Zwischen dem empörten Aufschrei von linkssozialen Gutmenschen, die ihre eigene Agenda fahren (was ihnen natürlich zusteht), sowie deren Medien, und einer echten Unterdrückung freier Meinungsäußerungen ist schon noch ein haushoher Unterschied. Wer sich hier zum Helden des Widerstands im DDR-Staat stilisdiert, gibst sich der Lächerlichkeit preis. Und Kritik ist auch eine Frage des Stils: es ist ein Unterschied, ob man rationale Kritikpunkte an Missständen äußert oder über ganze Gruppen in Bausch und Bogen den Stab bricht.
@Merveilleux
zumindest werden Sie, u.U. zugestehen, daß mittlerweile eine öffentlich geäußerte Meinung, vor allem dann, wenn diese von bekannten Personen artikuliert wird, aber nicht in den sogenannten PC- Mainstream passt, sehr schnell als rechtsradikal, rassistisch etc. etc. mehr als nur kritisiert wird. (siehe Broder, Sarrazin, etc. etc.); von gerichtlicher Ahndung nicht mal zu schreiben
Ich habe mich NIE als Held des Widerstandes im DDR-Staat stilisiert, jedoch, bezugnehmend auf die Meinungsfreiheit kann ich nur schreiben: “wehret den Anfängen”

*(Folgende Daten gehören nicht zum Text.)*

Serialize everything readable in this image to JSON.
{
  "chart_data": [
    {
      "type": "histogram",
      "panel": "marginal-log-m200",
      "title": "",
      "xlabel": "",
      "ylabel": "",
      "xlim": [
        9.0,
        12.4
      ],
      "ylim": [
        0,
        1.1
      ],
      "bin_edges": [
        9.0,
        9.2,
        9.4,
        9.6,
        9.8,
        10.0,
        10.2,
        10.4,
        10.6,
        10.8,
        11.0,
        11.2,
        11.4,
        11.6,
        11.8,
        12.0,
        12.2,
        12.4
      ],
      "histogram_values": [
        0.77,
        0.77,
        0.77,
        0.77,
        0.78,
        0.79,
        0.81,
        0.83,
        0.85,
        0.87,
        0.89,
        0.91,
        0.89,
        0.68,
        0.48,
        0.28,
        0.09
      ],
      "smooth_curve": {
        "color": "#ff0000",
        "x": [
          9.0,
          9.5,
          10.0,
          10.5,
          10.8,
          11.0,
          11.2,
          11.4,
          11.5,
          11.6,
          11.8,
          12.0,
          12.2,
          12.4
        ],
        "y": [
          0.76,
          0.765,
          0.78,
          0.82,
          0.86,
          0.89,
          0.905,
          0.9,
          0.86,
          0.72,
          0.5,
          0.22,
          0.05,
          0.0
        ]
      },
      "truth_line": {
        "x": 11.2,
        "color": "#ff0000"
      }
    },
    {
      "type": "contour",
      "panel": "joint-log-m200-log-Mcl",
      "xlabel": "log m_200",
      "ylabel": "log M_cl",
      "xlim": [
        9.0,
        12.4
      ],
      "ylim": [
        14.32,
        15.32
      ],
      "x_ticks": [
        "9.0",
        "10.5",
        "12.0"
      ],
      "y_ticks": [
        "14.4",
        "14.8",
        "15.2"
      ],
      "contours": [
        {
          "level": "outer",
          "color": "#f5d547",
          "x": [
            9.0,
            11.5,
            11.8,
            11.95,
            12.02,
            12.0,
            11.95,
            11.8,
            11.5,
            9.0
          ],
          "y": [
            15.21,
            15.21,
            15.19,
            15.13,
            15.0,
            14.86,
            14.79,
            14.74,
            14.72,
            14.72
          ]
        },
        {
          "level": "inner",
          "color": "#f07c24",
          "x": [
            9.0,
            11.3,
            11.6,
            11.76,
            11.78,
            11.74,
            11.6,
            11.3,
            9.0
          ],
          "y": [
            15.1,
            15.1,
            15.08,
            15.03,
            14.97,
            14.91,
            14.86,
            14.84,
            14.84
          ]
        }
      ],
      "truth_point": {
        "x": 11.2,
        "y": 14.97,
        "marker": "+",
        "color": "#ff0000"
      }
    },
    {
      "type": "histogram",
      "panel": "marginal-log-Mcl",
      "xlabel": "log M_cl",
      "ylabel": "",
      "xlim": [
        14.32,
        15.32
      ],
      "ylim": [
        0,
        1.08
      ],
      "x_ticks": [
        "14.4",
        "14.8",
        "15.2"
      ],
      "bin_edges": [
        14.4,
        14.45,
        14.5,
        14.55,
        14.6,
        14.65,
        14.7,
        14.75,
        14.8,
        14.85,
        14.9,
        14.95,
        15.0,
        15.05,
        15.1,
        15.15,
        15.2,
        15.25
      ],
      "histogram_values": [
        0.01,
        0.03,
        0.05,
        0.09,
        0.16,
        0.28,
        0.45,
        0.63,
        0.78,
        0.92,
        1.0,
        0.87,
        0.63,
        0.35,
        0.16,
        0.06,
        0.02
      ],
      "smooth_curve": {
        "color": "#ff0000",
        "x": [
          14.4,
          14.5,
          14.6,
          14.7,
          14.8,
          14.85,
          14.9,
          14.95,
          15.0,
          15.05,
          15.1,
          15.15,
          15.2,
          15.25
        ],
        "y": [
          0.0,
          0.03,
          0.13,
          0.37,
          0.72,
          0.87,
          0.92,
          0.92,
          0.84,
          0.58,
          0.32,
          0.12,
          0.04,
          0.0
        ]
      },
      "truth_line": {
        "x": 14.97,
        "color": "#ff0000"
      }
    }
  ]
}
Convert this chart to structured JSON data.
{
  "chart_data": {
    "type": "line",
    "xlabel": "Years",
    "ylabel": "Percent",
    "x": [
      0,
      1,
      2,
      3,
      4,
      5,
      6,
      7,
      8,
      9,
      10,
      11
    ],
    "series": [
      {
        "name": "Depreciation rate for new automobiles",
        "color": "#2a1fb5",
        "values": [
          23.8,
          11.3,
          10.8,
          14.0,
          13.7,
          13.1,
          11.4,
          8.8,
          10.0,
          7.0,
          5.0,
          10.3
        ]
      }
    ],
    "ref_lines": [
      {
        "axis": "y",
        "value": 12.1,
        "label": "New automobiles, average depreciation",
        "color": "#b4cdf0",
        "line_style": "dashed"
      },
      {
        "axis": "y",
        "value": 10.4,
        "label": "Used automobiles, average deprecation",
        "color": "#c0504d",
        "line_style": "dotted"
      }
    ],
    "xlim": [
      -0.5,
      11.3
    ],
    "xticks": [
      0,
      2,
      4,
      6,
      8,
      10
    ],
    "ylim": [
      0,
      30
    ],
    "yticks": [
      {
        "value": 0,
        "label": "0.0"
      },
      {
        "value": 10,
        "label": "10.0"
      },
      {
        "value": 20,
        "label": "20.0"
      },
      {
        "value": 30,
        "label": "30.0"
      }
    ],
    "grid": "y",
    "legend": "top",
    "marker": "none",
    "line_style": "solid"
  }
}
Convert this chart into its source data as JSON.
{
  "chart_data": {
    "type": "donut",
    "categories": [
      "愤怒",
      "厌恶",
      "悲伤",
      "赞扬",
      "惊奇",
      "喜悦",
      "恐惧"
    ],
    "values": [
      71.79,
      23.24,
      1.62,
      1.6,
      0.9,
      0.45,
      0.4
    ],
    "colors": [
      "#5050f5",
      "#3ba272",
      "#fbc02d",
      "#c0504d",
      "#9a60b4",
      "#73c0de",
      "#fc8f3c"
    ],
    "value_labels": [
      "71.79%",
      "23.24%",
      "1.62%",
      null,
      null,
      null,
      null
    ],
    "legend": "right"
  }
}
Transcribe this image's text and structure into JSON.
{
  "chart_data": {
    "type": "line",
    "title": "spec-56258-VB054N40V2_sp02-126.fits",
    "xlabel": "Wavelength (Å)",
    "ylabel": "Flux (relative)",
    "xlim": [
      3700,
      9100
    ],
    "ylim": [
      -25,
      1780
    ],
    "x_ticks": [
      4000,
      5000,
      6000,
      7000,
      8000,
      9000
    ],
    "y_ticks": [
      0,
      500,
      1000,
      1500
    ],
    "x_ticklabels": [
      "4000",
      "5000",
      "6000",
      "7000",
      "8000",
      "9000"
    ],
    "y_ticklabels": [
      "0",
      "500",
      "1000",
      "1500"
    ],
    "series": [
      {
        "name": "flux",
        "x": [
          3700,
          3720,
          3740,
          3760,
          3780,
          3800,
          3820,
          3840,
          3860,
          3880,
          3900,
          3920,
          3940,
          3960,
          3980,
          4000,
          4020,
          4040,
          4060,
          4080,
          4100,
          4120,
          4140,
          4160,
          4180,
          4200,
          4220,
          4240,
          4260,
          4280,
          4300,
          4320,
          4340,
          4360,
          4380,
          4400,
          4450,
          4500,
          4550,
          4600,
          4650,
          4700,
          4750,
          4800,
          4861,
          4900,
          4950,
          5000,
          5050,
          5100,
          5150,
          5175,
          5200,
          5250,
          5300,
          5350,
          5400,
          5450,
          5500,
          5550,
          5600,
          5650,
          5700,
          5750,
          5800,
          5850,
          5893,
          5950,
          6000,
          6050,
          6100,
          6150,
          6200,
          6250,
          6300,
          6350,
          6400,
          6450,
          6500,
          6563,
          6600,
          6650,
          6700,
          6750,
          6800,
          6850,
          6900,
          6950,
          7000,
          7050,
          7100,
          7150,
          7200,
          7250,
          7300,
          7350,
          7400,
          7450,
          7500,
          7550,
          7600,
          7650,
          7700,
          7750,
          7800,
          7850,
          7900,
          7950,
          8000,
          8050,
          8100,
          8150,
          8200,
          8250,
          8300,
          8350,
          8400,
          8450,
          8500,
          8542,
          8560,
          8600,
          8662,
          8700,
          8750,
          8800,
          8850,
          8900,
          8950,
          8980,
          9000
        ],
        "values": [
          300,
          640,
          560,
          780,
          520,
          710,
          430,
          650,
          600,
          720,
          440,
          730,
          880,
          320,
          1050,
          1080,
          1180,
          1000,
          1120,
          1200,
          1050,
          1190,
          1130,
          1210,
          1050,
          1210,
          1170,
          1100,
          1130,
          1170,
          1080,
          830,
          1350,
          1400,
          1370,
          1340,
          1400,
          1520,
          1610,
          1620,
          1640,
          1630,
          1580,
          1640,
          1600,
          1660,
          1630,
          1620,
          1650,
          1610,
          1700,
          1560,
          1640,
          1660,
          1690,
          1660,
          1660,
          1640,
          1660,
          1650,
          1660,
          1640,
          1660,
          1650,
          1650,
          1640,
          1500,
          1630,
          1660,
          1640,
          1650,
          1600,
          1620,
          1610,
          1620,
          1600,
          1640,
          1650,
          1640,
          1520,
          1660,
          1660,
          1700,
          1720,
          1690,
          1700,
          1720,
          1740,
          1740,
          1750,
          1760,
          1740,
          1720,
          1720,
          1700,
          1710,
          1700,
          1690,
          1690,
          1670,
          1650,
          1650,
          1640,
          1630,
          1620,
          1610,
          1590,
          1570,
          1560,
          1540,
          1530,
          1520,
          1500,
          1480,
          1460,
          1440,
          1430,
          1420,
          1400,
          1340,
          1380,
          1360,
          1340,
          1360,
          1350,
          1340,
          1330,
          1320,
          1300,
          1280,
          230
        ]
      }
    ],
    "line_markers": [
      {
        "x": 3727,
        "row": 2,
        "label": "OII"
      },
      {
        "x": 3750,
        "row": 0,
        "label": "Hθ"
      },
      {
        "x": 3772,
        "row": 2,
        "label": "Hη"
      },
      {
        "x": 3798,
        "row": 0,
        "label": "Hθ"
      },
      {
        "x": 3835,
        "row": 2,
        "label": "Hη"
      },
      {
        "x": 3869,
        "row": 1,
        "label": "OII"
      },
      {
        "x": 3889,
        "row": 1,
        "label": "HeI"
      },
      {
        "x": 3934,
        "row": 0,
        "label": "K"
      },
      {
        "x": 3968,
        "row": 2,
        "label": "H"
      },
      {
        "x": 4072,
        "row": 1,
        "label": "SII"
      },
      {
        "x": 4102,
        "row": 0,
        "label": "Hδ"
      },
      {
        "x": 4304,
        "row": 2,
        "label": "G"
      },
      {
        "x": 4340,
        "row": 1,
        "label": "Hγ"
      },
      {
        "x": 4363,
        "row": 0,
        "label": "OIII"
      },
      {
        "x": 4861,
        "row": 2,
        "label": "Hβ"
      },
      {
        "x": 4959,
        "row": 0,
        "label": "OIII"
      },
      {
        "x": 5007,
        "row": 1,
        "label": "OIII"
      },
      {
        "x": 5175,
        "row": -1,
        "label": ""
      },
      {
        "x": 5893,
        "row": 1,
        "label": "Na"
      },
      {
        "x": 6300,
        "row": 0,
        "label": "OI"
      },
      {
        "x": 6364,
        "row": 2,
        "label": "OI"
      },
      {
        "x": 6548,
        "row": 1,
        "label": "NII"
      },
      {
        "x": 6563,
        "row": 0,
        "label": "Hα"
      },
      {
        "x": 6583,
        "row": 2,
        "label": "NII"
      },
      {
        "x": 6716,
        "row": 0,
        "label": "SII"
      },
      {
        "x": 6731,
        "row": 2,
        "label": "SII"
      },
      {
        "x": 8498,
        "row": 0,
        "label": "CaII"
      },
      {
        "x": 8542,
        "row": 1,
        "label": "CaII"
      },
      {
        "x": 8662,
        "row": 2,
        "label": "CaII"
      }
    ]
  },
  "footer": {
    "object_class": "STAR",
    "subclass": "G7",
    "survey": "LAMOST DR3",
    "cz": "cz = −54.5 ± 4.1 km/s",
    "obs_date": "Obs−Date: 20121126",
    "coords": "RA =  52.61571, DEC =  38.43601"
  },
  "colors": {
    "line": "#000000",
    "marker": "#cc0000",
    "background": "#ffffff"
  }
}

Meistens erfolgen entscheidende Einschnitte schleichend, fast unmerkbar, und diesen Einschnitten muss Einhalt geboten werden!
@Thomas Holzer
Aber dieser darf nicht aus der Reihe tanzen. Darf ich an JFK erinnern? Die FED ist zwar die größte Gelddruckmaschine aber eine Ausnahme. Die Mehrheit ist staatlich mit der Proforma-Etikette “unabhängig”. Diese Unabhängigkeit wird uns gerade sehr deutlich gezeigt.
@Thomas Holzer
Na schon, was man hier immmer wieder liest: böse EUdSSR, Kommunisten und Sozialisten regierten Europa. Wenn schon keine selbst stilisierten Widerstandskämpfer, dann ist hier ein Jammer- und Waschlappenverein, kein neoliberales Forum, immer wird nur gewinselt: Wir wüssten ja alles besser, aber wir dürfen nicht, können nicht, werden mundtot gemacht, eingesperrt. Bin bloß gespannt, was Ihr macht, wenns wirklich hart auf hart geht …
@Merveilleux
“Bin bloß gespannt, was Ihr macht, wenns wirklich hart auf hart geht …”
Dann, verehrter Merveilleux, besuchen wir Sie im Obdachlosenheim, um Ihnen bibeltreu die Füße zu waschen, wenn nicht gar voll der Reue zu küssen.
@Rennziege
Ihre Verknüpfung von Sinnfreiheit mit Originalität ist immer wieder bewunderungswürdig. Ein Sinn fürs Absurde eines Herzmanovsky würdig.
@Rennziege
Dass gnädige Frau auf den Plempel des Herrn merv überhaupt Antwort geben, halte ich für eine Fleissaufgabe.
@Prinz Eugen von Savoyen
Sie haben ja sooo recht, Durchlaucht!
Aber Schillers “Lied von der Glocke” begleitet mich auf allen Wegen:
“Von der Stirne heiß / rinnen muß der Schweiß …”
Ein Schweiß, der (auch für Armen im Geiste) des Fleißes nicht zuviel ist, sooft er auch an der Einfalt abperlt.
Und was sind Ihre sinnvollen Beiträge außer Raunzereien darüber, wie gut es den Sozialhilfeempfängern geht? Ihr selbstgerechten Pharisäer, noch oben buckeln und nach unten treten, “echte” Österreicher, wie sie im Buche stehen.